One thing that I adore in this game is the bleedout system. Every developer of an FPS game should release an update to include this, as it’s so useful and effective. For those of you who don’t know what this bleedout system is, it is basically a feature where when you are shot down, you’re not dead – but severely injured for a short period of time. During this time, you have the option to press X, give up and respawn or else you can wait, and one of your teammates are able to revive you, and you continue where you left off, and it doesn’t count as a death. It’s perfectly executed as your teammates will also be busy killing and it makes the revive/die balance perfect.
In reality, Zipper has a great idea with MAG, and in a perfect world it would be a perfect game but unfortunately it isn’t. It’s like Call of Duty in the lobby. There are lots of kids shouting their ass off about how great they are. I even heard a squeaky voice shout, “Whoo got a kill. Haha Noob!” – on launch day. Chances are the guy who was killed was caught off guard and has been playing FPS games while the squeaky voice was in nappies. Yeah, these things to annoy me and one thing I was hoping for was a mature experience which would indirectly lead to a game that is valuable due to a close battle.
If these are the opinions of the general gaming community, then how will this game survive? This game has absolutely no offline mode to back it up if the community diminish. Zipper says it’s all down to the factions. By factions, I mean three classes that a gamer must choose from. Each have their own different pros and cons, and each will participate in a leaderboard – this leaderboard is the tool to keeping an active community.
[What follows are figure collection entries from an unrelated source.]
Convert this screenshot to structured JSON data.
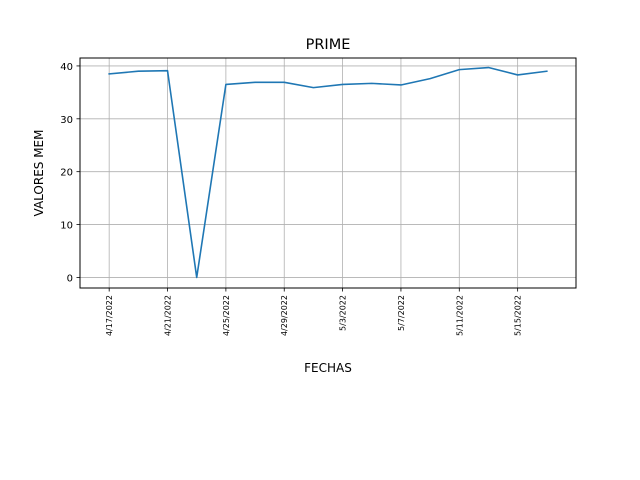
{
  "chart_data": {
    "type": "line",
    "title": "PRIME",
    "xlabel": "FECHAS",
    "ylabel": "VALORES MEM",
    "grid": true,
    "x": [
      "4/17/2022",
      "4/19/2022",
      "4/21/2022",
      "4/23/2022",
      "4/25/2022",
      "4/27/2022",
      "4/29/2022",
      "5/1/2022",
      "5/3/2022",
      "5/5/2022",
      "5/7/2022",
      "5/9/2022",
      "5/11/2022",
      "5/13/2022",
      "5/15/2022",
      "5/17/2022"
    ],
    "xticks": [
      "4/17/2022",
      "4/21/2022",
      "4/25/2022",
      "4/29/2022",
      "5/3/2022",
      "5/7/2022",
      "5/11/2022",
      "5/15/2022"
    ],
    "xlim": [
      "4/15/2022",
      "5/19/2022"
    ],
    "yticks": [
      0,
      10,
      20,
      30,
      40
    ],
    "ylim": [
      -2,
      41.5
    ],
    "series": [
      {
        "color": "#1f77b4",
        "values": [
          38.5,
          39.0,
          39.1,
          0.0,
          36.5,
          36.9,
          36.9,
          35.9,
          36.5,
          36.7,
          36.4,
          37.6,
          39.3,
          39.7,
          38.3,
          39.0
        ]
      }
    ]
  }
}
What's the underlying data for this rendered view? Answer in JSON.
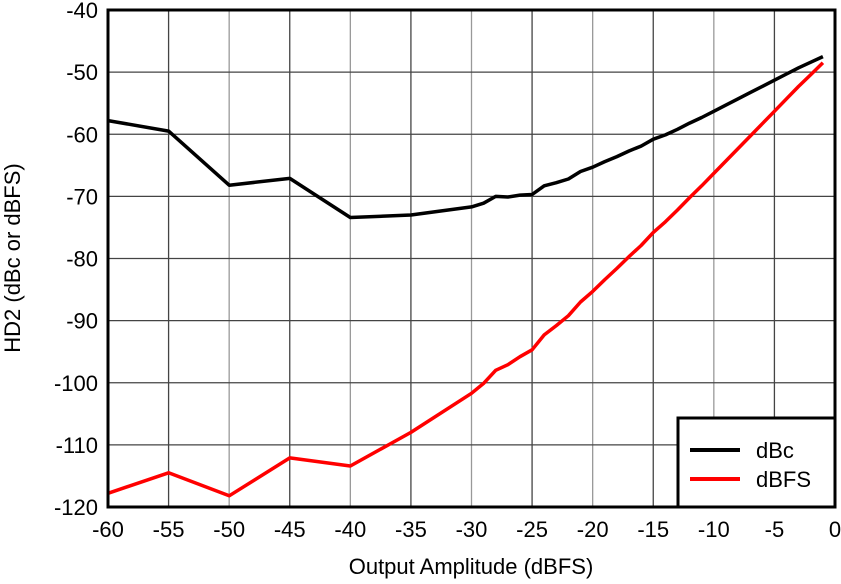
{
  "chart_data": {
    "type": "line",
    "title": "",
    "xlabel": "Output Amplitude (dBFS)",
    "ylabel": "HD2 (dBc or dBFS)",
    "xlim": [
      -60,
      0
    ],
    "ylim": [
      -120,
      -40
    ],
    "xticks": [
      -60,
      -55,
      -50,
      -45,
      -40,
      -35,
      -30,
      -25,
      -20,
      -15,
      -10,
      -5,
      0
    ],
    "yticks": [
      -40,
      -50,
      -60,
      -70,
      -80,
      -90,
      -100,
      -110,
      -120
    ],
    "grid": true,
    "legend_position": "bottom-right",
    "x": [
      -60,
      -55,
      -50,
      -45,
      -40,
      -35,
      -30,
      -29,
      -28,
      -27,
      -26,
      -25,
      -24,
      -23,
      -22,
      -21,
      -20,
      -19,
      -18,
      -17,
      -16,
      -15,
      -14,
      -13,
      -12,
      -11,
      -10,
      -9,
      -8,
      -7,
      -6,
      -5,
      -4,
      -3,
      -2,
      -1
    ],
    "series": [
      {
        "name": "dBc",
        "color": "#000000",
        "values": [
          -57.8,
          -59.5,
          -68.2,
          -67.1,
          -73.4,
          -73.0,
          -71.7,
          -71.1,
          -70.0,
          -70.1,
          -69.8,
          -69.7,
          -68.3,
          -67.8,
          -67.2,
          -66.0,
          -65.3,
          -64.4,
          -63.6,
          -62.7,
          -61.9,
          -60.8,
          -60.1,
          -59.2,
          -58.2,
          -57.3,
          -56.3,
          -55.3,
          -54.3,
          -53.3,
          -52.3,
          -51.3,
          -50.3,
          -49.3,
          -48.4,
          -47.5
        ]
      },
      {
        "name": "dBFS",
        "color": "#ff0000",
        "values": [
          -117.8,
          -114.5,
          -118.2,
          -112.1,
          -113.4,
          -108.0,
          -101.7,
          -100.1,
          -98.0,
          -97.1,
          -95.8,
          -94.7,
          -92.3,
          -90.8,
          -89.2,
          -87.0,
          -85.3,
          -83.4,
          -81.6,
          -79.7,
          -77.9,
          -75.8,
          -74.1,
          -72.2,
          -70.2,
          -68.3,
          -66.3,
          -64.3,
          -62.3,
          -60.3,
          -58.3,
          -56.3,
          -54.3,
          -52.3,
          -50.4,
          -48.5
        ]
      }
    ]
  }
}
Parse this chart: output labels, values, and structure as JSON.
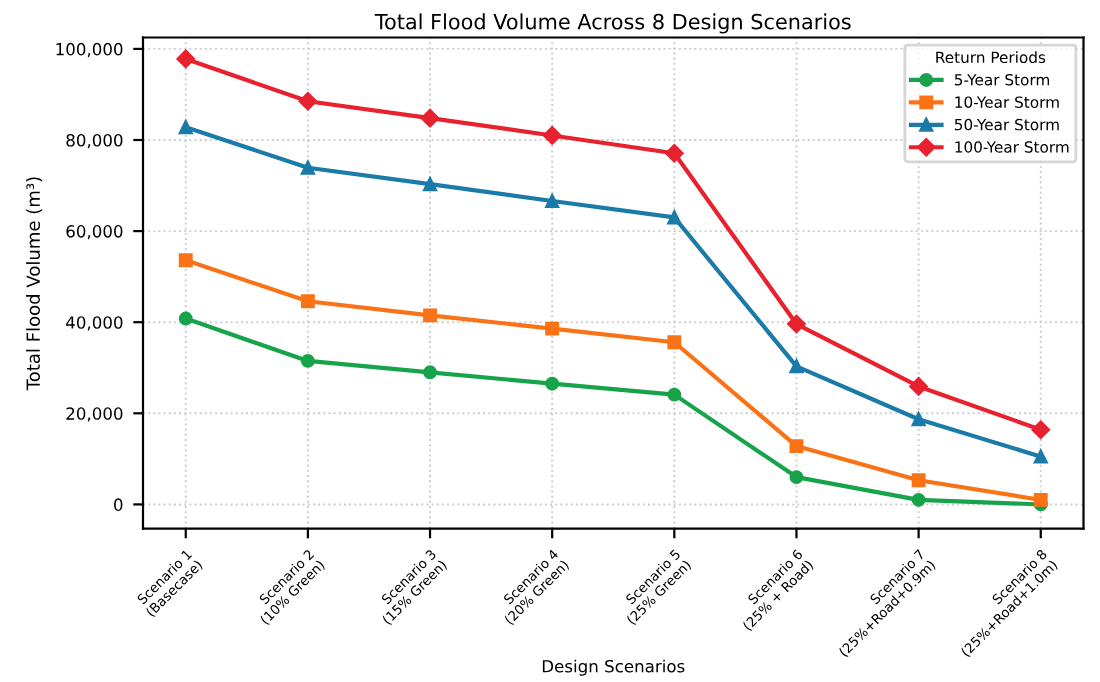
{
  "chart_data": {
    "type": "line",
    "title": "Total Flood Volume Across 8 Design Scenarios",
    "xlabel": "Design Scenarios",
    "ylabel": "Total Flood Volume (m³)",
    "legend_title": "Return Periods",
    "categories": [
      "Scenario 1\n(Basecase)",
      "Scenario 2\n(10% Green)",
      "Scenario 3\n(15% Green)",
      "Scenario 4\n(20% Green)",
      "Scenario 5\n(25% Green)",
      "Scenario 6\n(25% + Road)",
      "Scenario 7\n(25%+Road+0.9m)",
      "Scenario 8\n(25%+Road+1.0m)"
    ],
    "series": [
      {
        "name": "5-Year Storm",
        "color": "#16a34a",
        "marker": "circle",
        "values": [
          40800,
          31500,
          29000,
          26500,
          24100,
          6000,
          1000,
          0
        ]
      },
      {
        "name": "10-Year Storm",
        "color": "#f97316",
        "marker": "square",
        "values": [
          53600,
          44600,
          41500,
          38600,
          35600,
          12800,
          5300,
          1000
        ]
      },
      {
        "name": "50-Year Storm",
        "color": "#1a7aa8",
        "marker": "triangle",
        "values": [
          82800,
          73900,
          70300,
          66600,
          63000,
          30300,
          18700,
          10500
        ]
      },
      {
        "name": "100-Year Storm",
        "color": "#e8212f",
        "marker": "diamond",
        "values": [
          97800,
          88500,
          84800,
          81000,
          77100,
          39600,
          25900,
          16400
        ]
      }
    ],
    "ylim": [
      -5300,
      102500
    ],
    "yticks": [
      {
        "value": 0,
        "label": "0"
      },
      {
        "value": 20000,
        "label": "20,000"
      },
      {
        "value": 40000,
        "label": "40,000"
      },
      {
        "value": 60000,
        "label": "60,000"
      },
      {
        "value": 80000,
        "label": "80,000"
      },
      {
        "value": 100000,
        "label": "100,000"
      }
    ],
    "grid": true,
    "legend": "top right",
    "line_style": "solid"
  }
}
Once you choose your faction, there’s no going back. Unless you create a new character, so you should choose wisely. These three factions will be competing against each other all the time, which means you’ll never be fighting someone within your faction. Each time a faction wins a battle, it adds to the factions score, and the faction with the most score is top of the leaderboard, and so on.
Zipper say that players will be fighting for their faction and if they check their PS3 and see their faction has fallen into second place, then they’re want to play to help their faction regain glory. But again, this is where MAG is too ambitious. The chances of the factions being neck-in-neck is very slim, and at the time of writing S.V.E.R have ran away with first place and there’s a lot of reports of players losing heart already. So is this doing the opposite? Players in second and third and no way of rising to first losing heart and leaving MAG, and then our beloved S.V.E.R bored of having no competition and also leaving the game to return to something else?
By no means am I purposely hating this game, I actually really wanted to like it, and maybe I fell into the trap of believing what was being said, but it’s only now that I realize how silly I was into thinking we’d all be organised armies fighting it out in a tightly fought battle, trying desperately to help our faction raise in the ranks.
This game has unlimited potential to be amazing, it really does. If and when Call of Duty fanboys disperse and leave the small minority of sensible and mature gamers that are left alone, this game can multiply in quality tenfold. That’s a big if though. I won’t pretend I’m disappointed, but it does the basics so well, and has some superb features such as the bleedout system but it when Zipper warranted both 256 player matches and organised, communication battles they shot themselves in the foot.